Developers Post Strong Profits But Shy Away From Buying Land
China’s Hong Kong-listed developers have posted strong profits for the first half of 2018. Of the 12 listed firms, only one failed to hit its target. The main reasons behind a strong first half were a bank of cheap land and rising home selling prices.
With newer land plots being sold at a premium, and the recent stream of regulations, this profit-driving mix may be coming to an end. Since late 2016, over 80 cities across China have imposed regulations meant to curb prices and dampen market fervor.
In Tier I cities, residential projects are barred from selling if authorities believe that the project fails to meet certain price controls. Recently, Sanya, a city in the south of China, made the news for introducing one of the toughest controls by requiring developers to cut prices and freeze them for the next six months.
At the same time, the government’s mission to cut down on the industry’s debt levels has increased pressure on many firms.
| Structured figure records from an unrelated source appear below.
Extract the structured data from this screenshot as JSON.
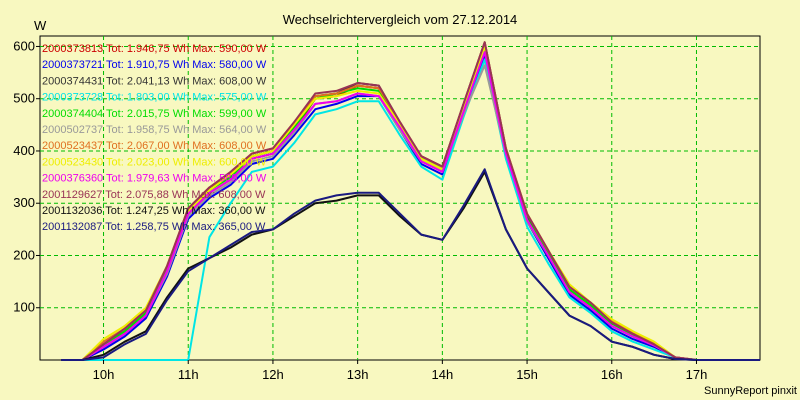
{
  "chart_data": {
    "type": "line",
    "title": "Wechselrichtervergleich vom 27.12.2014",
    "ylabel": "W",
    "footer": "SunnyReport pinxit",
    "ylim": [
      0,
      620
    ],
    "xlim": [
      9.25,
      17.75
    ],
    "y_ticks": [
      100,
      200,
      300,
      400,
      500,
      600
    ],
    "x_ticks": [
      {
        "value": 10,
        "label": "10h"
      },
      {
        "value": 11,
        "label": "11h"
      },
      {
        "value": 12,
        "label": "12h"
      },
      {
        "value": 13,
        "label": "13h"
      },
      {
        "value": 14,
        "label": "14h"
      },
      {
        "value": 15,
        "label": "15h"
      },
      {
        "value": 16,
        "label": "16h"
      },
      {
        "value": 17,
        "label": "17h"
      }
    ],
    "grid": true,
    "legend_position": "top-left",
    "x": [
      9.5,
      9.75,
      10,
      10.25,
      10.5,
      10.75,
      11,
      11.25,
      11.5,
      11.75,
      12,
      12.25,
      12.5,
      12.75,
      13,
      13.25,
      13.5,
      13.75,
      14,
      14.25,
      14.5,
      14.75,
      15,
      15.25,
      15.5,
      15.75,
      16,
      16.25,
      16.5,
      16.75,
      17,
      17.25,
      17.5,
      17.75
    ],
    "series": [
      {
        "name": "2000373813",
        "legend": "2000373813 Tot: 1.946,75 Wh Max: 590,00 W",
        "color": "#cc0000",
        "values": [
          0,
          0,
          25,
          50,
          85,
          170,
          280,
          320,
          345,
          385,
          395,
          440,
          500,
          505,
          525,
          520,
          450,
          385,
          365,
          480,
          590,
          400,
          270,
          200,
          130,
          100,
          65,
          45,
          30,
          5,
          0,
          0,
          0,
          0
        ]
      },
      {
        "name": "2000373721",
        "legend": "2000373721 Tot: 1.910,75 Wh Max: 580,00 W",
        "color": "#0000ee",
        "values": [
          0,
          0,
          20,
          45,
          80,
          160,
          270,
          310,
          335,
          375,
          385,
          430,
          480,
          490,
          505,
          505,
          440,
          375,
          355,
          470,
          580,
          390,
          265,
          195,
          125,
          95,
          60,
          40,
          25,
          5,
          0,
          0,
          0,
          0
        ]
      },
      {
        "name": "2000374431",
        "legend": "2000374431 Tot: 2.041,13 Wh Max: 608,00 W",
        "color": "#333333",
        "values": [
          0,
          0,
          30,
          55,
          90,
          175,
          290,
          330,
          355,
          390,
          400,
          450,
          505,
          510,
          530,
          525,
          455,
          390,
          370,
          490,
          608,
          405,
          275,
          205,
          135,
          105,
          70,
          50,
          30,
          5,
          0,
          0,
          0,
          0
        ]
      },
      {
        "name": "2000373728",
        "legend": "2000373728 Tot: 1.803,00 Wh Max: 575,00 W",
        "color": "#00e5e5",
        "values": [
          0,
          0,
          0,
          0,
          0,
          0,
          0,
          235,
          300,
          360,
          370,
          415,
          470,
          480,
          495,
          495,
          430,
          370,
          345,
          465,
          575,
          385,
          255,
          185,
          120,
          90,
          55,
          35,
          20,
          5,
          0,
          0,
          0,
          0
        ]
      },
      {
        "name": "2000374404",
        "legend": "2000374404 Tot: 2.015,75 Wh Max: 599,00 W",
        "color": "#00dd00",
        "values": [
          0,
          0,
          30,
          55,
          90,
          175,
          285,
          325,
          350,
          390,
          400,
          445,
          500,
          510,
          520,
          515,
          450,
          385,
          365,
          485,
          599,
          400,
          270,
          205,
          135,
          105,
          70,
          48,
          30,
          5,
          0,
          0,
          0,
          0
        ]
      },
      {
        "name": "2000502737",
        "legend": "2000502737 Tot: 1.958,75 Wh Max: 564,00 W",
        "color": "#999999",
        "values": [
          0,
          0,
          25,
          50,
          85,
          165,
          275,
          315,
          340,
          380,
          390,
          435,
          490,
          495,
          510,
          505,
          440,
          380,
          360,
          470,
          564,
          395,
          265,
          200,
          130,
          100,
          65,
          45,
          28,
          5,
          0,
          0,
          0,
          0
        ]
      },
      {
        "name": "2000523437",
        "legend": "2000523437 Tot: 2.067,00 Wh Max: 608,00 W",
        "color": "#e07020",
        "values": [
          0,
          0,
          35,
          60,
          95,
          180,
          290,
          330,
          360,
          395,
          405,
          455,
          505,
          510,
          525,
          520,
          455,
          390,
          370,
          490,
          608,
          405,
          280,
          210,
          140,
          110,
          75,
          52,
          32,
          5,
          0,
          0,
          0,
          0
        ]
      },
      {
        "name": "2000523430",
        "legend": "2000523430 Tot: 2.023,00 Wh Max: 600,00 W",
        "color": "#eeee00",
        "values": [
          0,
          0,
          40,
          65,
          100,
          180,
          285,
          325,
          355,
          390,
          400,
          450,
          500,
          505,
          515,
          510,
          450,
          385,
          365,
          485,
          600,
          405,
          280,
          210,
          145,
          110,
          78,
          55,
          35,
          5,
          0,
          0,
          0,
          0
        ]
      },
      {
        "name": "2000376360",
        "legend": "2000376360 Tot: 1.979,63 Wh Max: 589,00 W",
        "color": "#ee00ee",
        "values": [
          0,
          0,
          25,
          50,
          85,
          170,
          280,
          320,
          345,
          385,
          395,
          440,
          490,
          495,
          510,
          505,
          445,
          380,
          360,
          475,
          589,
          395,
          268,
          200,
          130,
          100,
          65,
          45,
          28,
          5,
          0,
          0,
          0,
          0
        ]
      },
      {
        "name": "2001129627",
        "legend": "2001129627 Tot: 2.075,88 Wh Max: 608,00 W",
        "color": "#993355",
        "values": [
          0,
          0,
          30,
          60,
          95,
          180,
          290,
          330,
          360,
          395,
          405,
          455,
          510,
          515,
          530,
          525,
          455,
          390,
          370,
          490,
          608,
          405,
          280,
          210,
          140,
          110,
          72,
          50,
          30,
          5,
          0,
          0,
          0,
          0
        ]
      },
      {
        "name": "2001132036",
        "legend": "2001132036 Tot: 1.247,25 Wh Max: 360,00 W",
        "color": "#111111",
        "values": [
          0,
          0,
          10,
          35,
          55,
          120,
          175,
          195,
          215,
          240,
          250,
          275,
          300,
          305,
          315,
          315,
          275,
          240,
          230,
          290,
          360,
          250,
          175,
          130,
          85,
          65,
          35,
          25,
          10,
          2,
          0,
          0,
          0,
          0
        ]
      },
      {
        "name": "2001132087",
        "legend": "2001132087 Tot: 1.258,75 Wh Max: 365,00 W",
        "color": "#1a1a80",
        "values": [
          0,
          0,
          5,
          30,
          50,
          115,
          170,
          195,
          220,
          245,
          250,
          280,
          305,
          315,
          320,
          320,
          280,
          240,
          230,
          295,
          365,
          250,
          175,
          130,
          85,
          65,
          35,
          25,
          10,
          2,
          0,
          0,
          0,
          0
        ]
      }
    ]
  }
}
Potential financing avenues have slowly been narrowed down, and many firms are facing liquidity and debt issues.
While developers initially maintained a high volume of land purchases in the belief that regulations would soon ease, they are now shying away from snatching up new plots. A record number of 300 plots failed to attract a buyer this year.
“Investors are primarily concerned about the future. From their perspective, looking at the sector down the road, they can only see downside risk, not much upside,” said David Hong, Head of Research at CRIC Hong Kong.
The results of a strong first half of 2018 have been mixed. China Resources Land posted a core net profit growth of 152%, and its shares initially rose 8.3% before falling the next day. China Evergrande posted a growth of 101.1%. Its shares closed down 1.35%, but by Wednesday they were up 7.4% for the year.
“The general picture is earnings are good, gross margin improved though gearing ratio also rose in some firms.,” said Alan Jin, a property analyst with Mizuho Securities. “This is a continuation of last year,”
“We are in a time when new policies could come out any time,” said Yan Jianguo, Chairman of China Overseas Land and Investment. “So prudency is needed. We would rather miss a plot, instead of investing in a wrong plot.”